The bank will increase its purchases of government bonds and other assets by between 10 trillion yen and 20 trillion yen (US$91 billion to $181 billion) to about 80 trillion yen (US$725 billion) in total annually.
Bank governor Haruhiko Kuroda said the increase was required to prevent a reversal into a "deflationary mindset" that the country's leaders contend has stymied growth for many years. The bank judged the move necessary in the wake of weakening consumer demand following a consumption tax hike and the recent substantial decline in oil prices, which have been exerting downward pressure on inflation.
The move by the Japanese central bank comes at a point when the U.S. Federal Reserve is winding up its marquee stimulus program. The Fed's quantitative easing program has been a fixture since the 2008 financial crisis.
It announced Wednesday that the third such QE exercise would end at the end of October.
Gold prices have been a major casualty of the Fed move. That is because the QE program of massive bond purchases had elevated inflation concerns. Traders had bought into gold as an inflation hedge but the program is now wrapping up and inflation is tame in most parts of the world.
On Friday, the December bullion contract dropped $27 to US$1,171.60 an ounce on top of a $26 slide Thursday.
Also working against gold and other commodity prices has been a U.S. dollar that strengthened following the Fed's decision and moved higher against other currencies Friday following the Bank of Japan announcement.
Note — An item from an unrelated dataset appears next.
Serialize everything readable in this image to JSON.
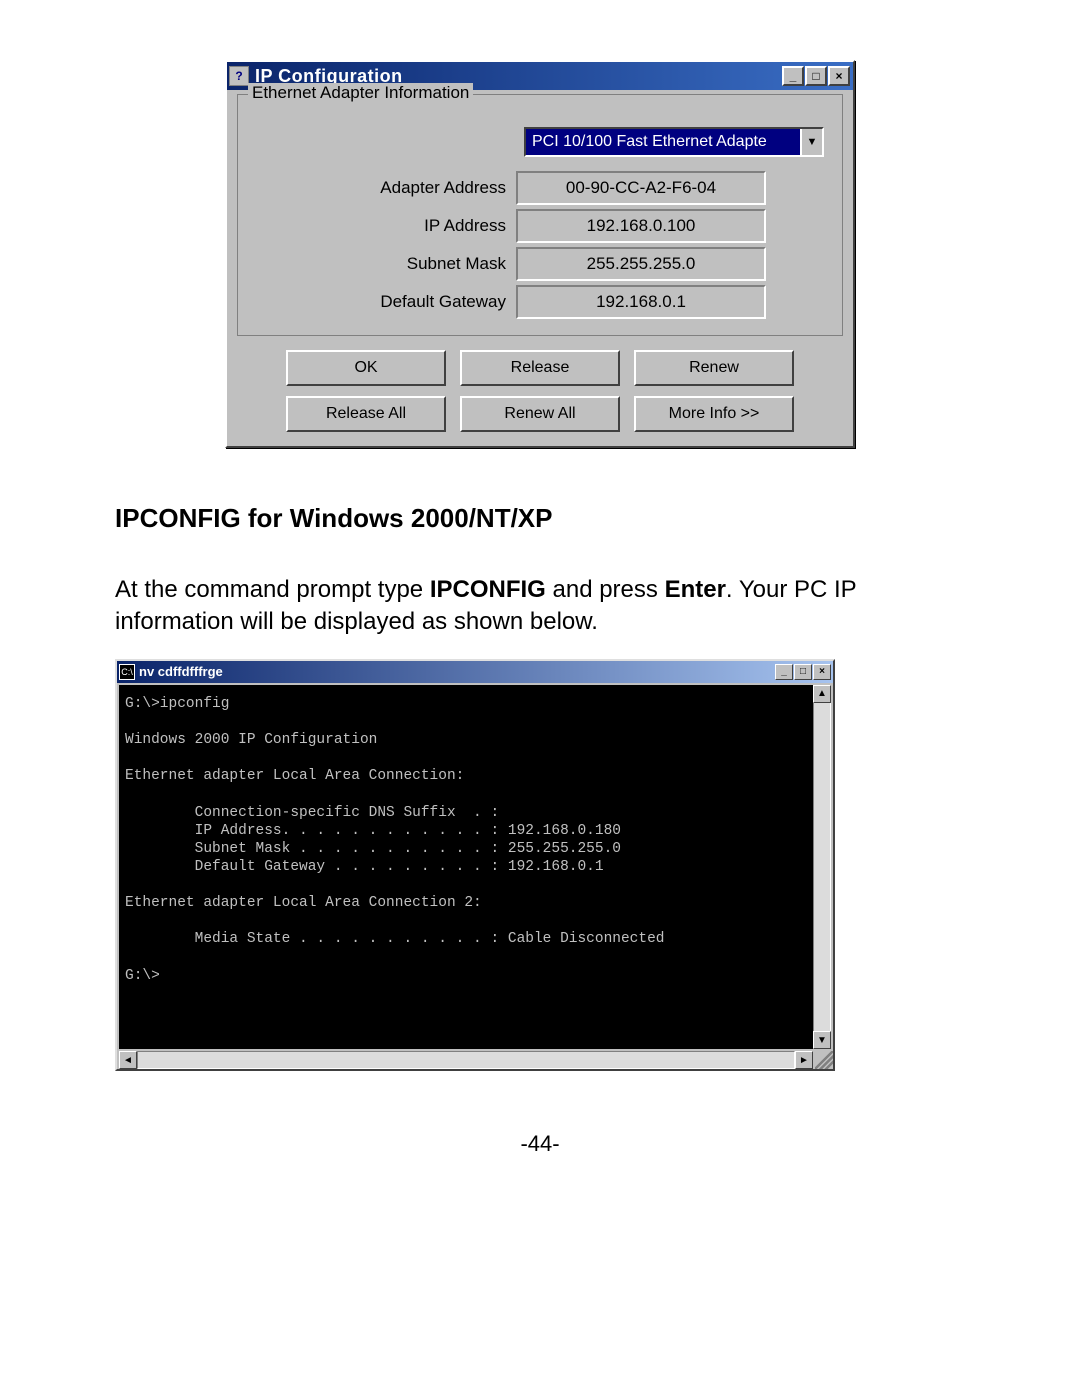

A stronger greenback makes it more expensive for holders of other currencies to buy oil and metals, which are dollar-denominated.
December crude oil fell 58 cents to US$80.54 a barrel and December copper added to Thursday's four-cent decline, down two cents at US$3.05 a pound.
At the same time, currency analysts are pointing out that the Bank of Japan move has the potential to spark a currency war.
The yen fell sharply following the Bank of Japan announcement and "a weaker yen is clearly part of the (bank's) strategy," said Camilla Sutton, chief FX Strategist, managing director, Scotiabank Global Banking and Markets.
"A weaker yen has significant implications for the other Asian currencies in the region (and) a weaker yen, combined with a weaker euro, have negative growth implications for the U.S."